Regulating elections in this country was never so difficult, given the massive number of candidates and oft-changing political combinations. And, to aam aadmi’s satisfaction, the Election Commission has skillfully softened the rough edges exposed in the wake of campaign trails of political parties this poll season. But what probably the Election Commission has left untouched – after so many electoral exercises and years of experience on several counts – is to bring in efficacy to the very process of electioneering.

While phased polls are a good idea to streamline the exercise and near-obviate the risk of malpractices, can we come up with a mechanism that does away with or at least minimizes the risk of pushing things into abeyance? This season, too, we have witnessed instances where timely interventions could not be brought in because of the model code of conduct remaining in effect, before and after the elections. Maybe we need to elaborate on these issues and convince the commission to ponder and adapt measures. That I think will resolve many vexing issues at hand. In spite of certain instructions provided in the model code of conduct, dilemmas exist on what to do with official and other exigencies arising in the midst of elections – whether it be some development scheme demanding an immediate release of fund or some urgent intervention by administration. No official wants an onus for that once the rules are non-existent.

Further, the model code is silent on issues of incumbent government prioritizing, and in some cases even denying, the use of facilities – infrastructural and otherwise – by other players on the political spectrum. Simultaneously, the commission should also be wary of the possibilities an attempt at legal codification and suggesting placatory provisions might throw. Abuses of a law don’t take much time to follow its use.


Grey areas

Besides, mention of five major issues should not be an exaggeration. First, official excesses in acquiring vehicles for use in election seems to have become a thing of the past, now with district administrations seen ‘requesting’ vehicle owners to pledge with their help and not ‘impounding’ them.

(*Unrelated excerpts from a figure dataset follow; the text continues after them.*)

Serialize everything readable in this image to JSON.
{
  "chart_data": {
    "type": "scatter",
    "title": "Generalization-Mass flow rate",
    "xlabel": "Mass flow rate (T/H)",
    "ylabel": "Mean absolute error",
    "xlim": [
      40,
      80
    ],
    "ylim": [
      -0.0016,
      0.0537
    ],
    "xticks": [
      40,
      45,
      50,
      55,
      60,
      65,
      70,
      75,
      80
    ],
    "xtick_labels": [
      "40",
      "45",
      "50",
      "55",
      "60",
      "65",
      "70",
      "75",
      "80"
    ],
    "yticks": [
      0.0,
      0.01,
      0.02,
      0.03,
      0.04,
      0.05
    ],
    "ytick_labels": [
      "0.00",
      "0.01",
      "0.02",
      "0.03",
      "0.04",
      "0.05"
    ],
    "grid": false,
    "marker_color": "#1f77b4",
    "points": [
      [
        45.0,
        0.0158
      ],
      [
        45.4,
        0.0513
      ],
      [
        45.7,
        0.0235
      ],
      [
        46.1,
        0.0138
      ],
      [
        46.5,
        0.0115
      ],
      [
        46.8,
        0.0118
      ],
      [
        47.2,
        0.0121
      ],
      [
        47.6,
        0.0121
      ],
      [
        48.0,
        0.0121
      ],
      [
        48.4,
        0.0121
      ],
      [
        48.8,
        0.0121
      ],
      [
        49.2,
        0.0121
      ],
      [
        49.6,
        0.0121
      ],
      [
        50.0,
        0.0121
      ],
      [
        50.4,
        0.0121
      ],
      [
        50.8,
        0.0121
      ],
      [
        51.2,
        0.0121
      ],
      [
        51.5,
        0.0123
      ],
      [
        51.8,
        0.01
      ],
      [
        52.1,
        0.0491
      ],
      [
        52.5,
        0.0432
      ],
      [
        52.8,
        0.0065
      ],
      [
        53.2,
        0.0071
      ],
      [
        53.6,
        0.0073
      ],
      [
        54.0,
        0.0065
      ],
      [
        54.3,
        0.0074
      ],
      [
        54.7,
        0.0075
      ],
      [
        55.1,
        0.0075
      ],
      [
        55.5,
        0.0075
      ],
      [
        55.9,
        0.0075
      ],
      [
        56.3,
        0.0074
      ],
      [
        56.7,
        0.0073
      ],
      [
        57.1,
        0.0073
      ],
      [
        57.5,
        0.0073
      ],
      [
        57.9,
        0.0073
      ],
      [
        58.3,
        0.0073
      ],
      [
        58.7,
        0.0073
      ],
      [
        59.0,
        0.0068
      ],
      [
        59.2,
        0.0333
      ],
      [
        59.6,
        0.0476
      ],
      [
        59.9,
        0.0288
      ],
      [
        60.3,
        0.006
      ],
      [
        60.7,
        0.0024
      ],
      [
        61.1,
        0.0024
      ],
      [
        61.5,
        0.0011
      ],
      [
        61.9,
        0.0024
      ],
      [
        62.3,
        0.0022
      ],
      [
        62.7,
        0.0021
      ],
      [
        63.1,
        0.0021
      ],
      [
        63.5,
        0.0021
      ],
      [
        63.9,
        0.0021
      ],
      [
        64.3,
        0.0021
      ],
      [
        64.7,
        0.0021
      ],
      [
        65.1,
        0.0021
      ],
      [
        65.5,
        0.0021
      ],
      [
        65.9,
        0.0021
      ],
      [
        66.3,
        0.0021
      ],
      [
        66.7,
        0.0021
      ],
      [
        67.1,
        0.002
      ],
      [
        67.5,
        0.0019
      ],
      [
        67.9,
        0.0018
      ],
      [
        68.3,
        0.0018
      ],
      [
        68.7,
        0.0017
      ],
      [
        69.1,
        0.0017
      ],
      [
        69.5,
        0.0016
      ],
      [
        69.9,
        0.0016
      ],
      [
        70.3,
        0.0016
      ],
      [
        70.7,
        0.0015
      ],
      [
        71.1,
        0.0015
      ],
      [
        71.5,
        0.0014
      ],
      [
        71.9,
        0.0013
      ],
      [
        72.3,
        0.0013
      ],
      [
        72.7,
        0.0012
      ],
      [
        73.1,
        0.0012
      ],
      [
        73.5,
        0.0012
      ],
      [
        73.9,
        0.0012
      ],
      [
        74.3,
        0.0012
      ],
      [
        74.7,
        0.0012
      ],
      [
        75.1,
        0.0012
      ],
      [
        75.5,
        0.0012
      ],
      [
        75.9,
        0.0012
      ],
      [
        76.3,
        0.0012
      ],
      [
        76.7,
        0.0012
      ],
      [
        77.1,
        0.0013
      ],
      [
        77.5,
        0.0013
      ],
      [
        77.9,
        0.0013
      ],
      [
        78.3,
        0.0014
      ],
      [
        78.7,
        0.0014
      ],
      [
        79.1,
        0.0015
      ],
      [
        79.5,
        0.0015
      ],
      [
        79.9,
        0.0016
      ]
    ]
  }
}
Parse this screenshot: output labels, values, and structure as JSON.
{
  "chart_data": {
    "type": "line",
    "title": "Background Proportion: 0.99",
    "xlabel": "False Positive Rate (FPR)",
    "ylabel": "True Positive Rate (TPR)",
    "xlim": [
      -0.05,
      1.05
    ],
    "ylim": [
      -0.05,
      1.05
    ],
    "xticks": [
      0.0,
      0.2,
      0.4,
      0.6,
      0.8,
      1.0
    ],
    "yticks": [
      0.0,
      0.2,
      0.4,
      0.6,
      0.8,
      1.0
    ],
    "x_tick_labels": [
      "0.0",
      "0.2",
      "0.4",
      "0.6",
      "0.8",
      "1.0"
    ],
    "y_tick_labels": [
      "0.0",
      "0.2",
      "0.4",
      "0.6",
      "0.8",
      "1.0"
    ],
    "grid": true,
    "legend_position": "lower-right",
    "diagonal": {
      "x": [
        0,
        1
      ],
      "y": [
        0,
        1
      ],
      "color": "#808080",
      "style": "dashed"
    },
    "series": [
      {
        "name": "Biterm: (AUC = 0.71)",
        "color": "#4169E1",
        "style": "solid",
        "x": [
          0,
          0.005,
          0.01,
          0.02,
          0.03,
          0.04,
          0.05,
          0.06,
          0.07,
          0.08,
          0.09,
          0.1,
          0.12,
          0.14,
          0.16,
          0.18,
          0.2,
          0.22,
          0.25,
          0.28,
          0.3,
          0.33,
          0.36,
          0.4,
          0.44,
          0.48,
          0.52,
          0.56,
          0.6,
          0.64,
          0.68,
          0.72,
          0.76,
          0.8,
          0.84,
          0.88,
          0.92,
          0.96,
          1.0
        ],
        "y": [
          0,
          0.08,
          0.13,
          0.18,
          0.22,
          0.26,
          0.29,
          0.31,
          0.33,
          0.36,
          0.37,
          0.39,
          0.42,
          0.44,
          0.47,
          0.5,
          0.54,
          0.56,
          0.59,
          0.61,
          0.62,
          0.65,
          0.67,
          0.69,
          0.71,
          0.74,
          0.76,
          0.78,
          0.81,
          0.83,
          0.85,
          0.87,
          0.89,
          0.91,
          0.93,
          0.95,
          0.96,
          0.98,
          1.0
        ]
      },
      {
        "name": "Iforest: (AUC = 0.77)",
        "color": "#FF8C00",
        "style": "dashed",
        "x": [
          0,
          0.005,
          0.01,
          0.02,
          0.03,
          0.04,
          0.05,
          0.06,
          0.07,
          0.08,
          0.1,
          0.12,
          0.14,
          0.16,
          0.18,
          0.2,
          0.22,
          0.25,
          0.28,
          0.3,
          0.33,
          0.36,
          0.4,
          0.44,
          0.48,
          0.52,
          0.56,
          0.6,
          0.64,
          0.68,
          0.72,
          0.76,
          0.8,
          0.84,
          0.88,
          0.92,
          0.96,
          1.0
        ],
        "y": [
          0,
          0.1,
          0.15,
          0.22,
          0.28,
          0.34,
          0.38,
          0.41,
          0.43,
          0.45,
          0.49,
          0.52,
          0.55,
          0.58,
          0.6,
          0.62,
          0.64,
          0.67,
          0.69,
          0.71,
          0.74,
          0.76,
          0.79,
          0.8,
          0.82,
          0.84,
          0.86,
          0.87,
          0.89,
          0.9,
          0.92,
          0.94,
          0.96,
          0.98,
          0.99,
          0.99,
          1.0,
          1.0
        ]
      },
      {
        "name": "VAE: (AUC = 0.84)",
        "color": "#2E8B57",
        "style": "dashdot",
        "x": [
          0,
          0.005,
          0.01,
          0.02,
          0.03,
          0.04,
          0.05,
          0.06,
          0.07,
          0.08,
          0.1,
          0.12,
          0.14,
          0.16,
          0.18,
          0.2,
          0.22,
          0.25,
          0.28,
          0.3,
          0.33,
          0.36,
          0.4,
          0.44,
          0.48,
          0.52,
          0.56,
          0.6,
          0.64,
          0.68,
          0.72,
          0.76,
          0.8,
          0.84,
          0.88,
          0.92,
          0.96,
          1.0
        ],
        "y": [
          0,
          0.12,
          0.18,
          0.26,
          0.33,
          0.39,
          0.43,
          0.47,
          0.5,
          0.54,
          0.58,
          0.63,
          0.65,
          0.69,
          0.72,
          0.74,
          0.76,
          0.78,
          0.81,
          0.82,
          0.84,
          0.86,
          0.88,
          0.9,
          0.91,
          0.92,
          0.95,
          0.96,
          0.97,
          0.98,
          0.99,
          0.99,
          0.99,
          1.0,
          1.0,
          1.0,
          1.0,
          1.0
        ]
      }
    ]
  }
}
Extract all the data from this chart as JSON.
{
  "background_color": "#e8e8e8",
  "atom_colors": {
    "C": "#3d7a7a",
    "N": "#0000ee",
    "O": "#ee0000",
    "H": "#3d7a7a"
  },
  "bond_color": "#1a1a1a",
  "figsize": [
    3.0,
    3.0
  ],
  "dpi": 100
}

Second, a major concern during 2014 elections has been the seizure of cash. How many of these seizures are different and troubling could be understood if we look at the procedure involved in tackling those: a vehicle carrying a few lakhs in cash (Indian and foreign currency) is stopped and both the cash and the vehicle seized by the officials on duty. People travelling in the vehicle claim they are from a premier travel agency and the cash is well accounted for, but to no avail. The police don’t have a clue on what to do with that, and they cannot help on the spot. The travel agency takes the beating for transaction delays and monetary and credit loss. A Supreme Court lawyer argues that ‘collateral damage’ has to be factored in as the largest democracy undertakes its biggest assignment every five years. Not saying that the exercise was futile but the Election Commission would do a great favour to the citizens of this country if a mechanism is evolved to minimize this problem.

Third, in 1984 the General Elections saw the incoming of Psephology, and television became the carrier of popular perceptions and opinions on national and regional issues. This ushered in a paradigm shift in the way India voted thereafter. And, that continues till date. Rural India became aware of issues but at the same time, its people unlearned several things. The fast churning of opinions and seat projections on television became a tool in the hands of even those politicians who never thought of a Parliament seat one day. And, ironically, the commoners had no idea at all about the ‘truth’. While Exit Polls have seen pretty good regulation, Opinion Polls continue to change skin, outwitting EC’s eyes. The Election Commission must come up with a sound guideline on Opinion Polls and its nuances. History is testimony to the impact television wields. In 1960 Jacqueline Kennedy’s appearances on American television were enough to swing votes in favour of John F Kennedy, turning him the winner.  

Fourth, the political parties, after the Election Commission putting up a limit on expenditure, began to find new ways of ‘impact maximization’. National players tasted more success in this manoeuvre, but the regional ones lagged behind in the race to woo voters. In the name of advertising in mass media, national parties unleashed a sort of publicity blitz in newspapers, on television channels, and on social media platforms. Nothing characterizes 2014 elections more than this blitz. Would it be enough to ask for some redress on this?

The fifth issue is nevertheless significant. Political parties have, in many quarters, questioned the ‘acts’ of the polling staff. Poll time is so consciously designed so as to allow even a remotely located voter to come and cast his vote. But as the polling progresses through the day, polling staff in many instances have been accused of either tampering with the EVMs or casting votes for those who could come till the last moment on a poll day. A mere presence of security agencies and other support staff cannot ensure the fairness in this regard. Shouldn’t there be a system to put a curb on this malpractice, if this takes place?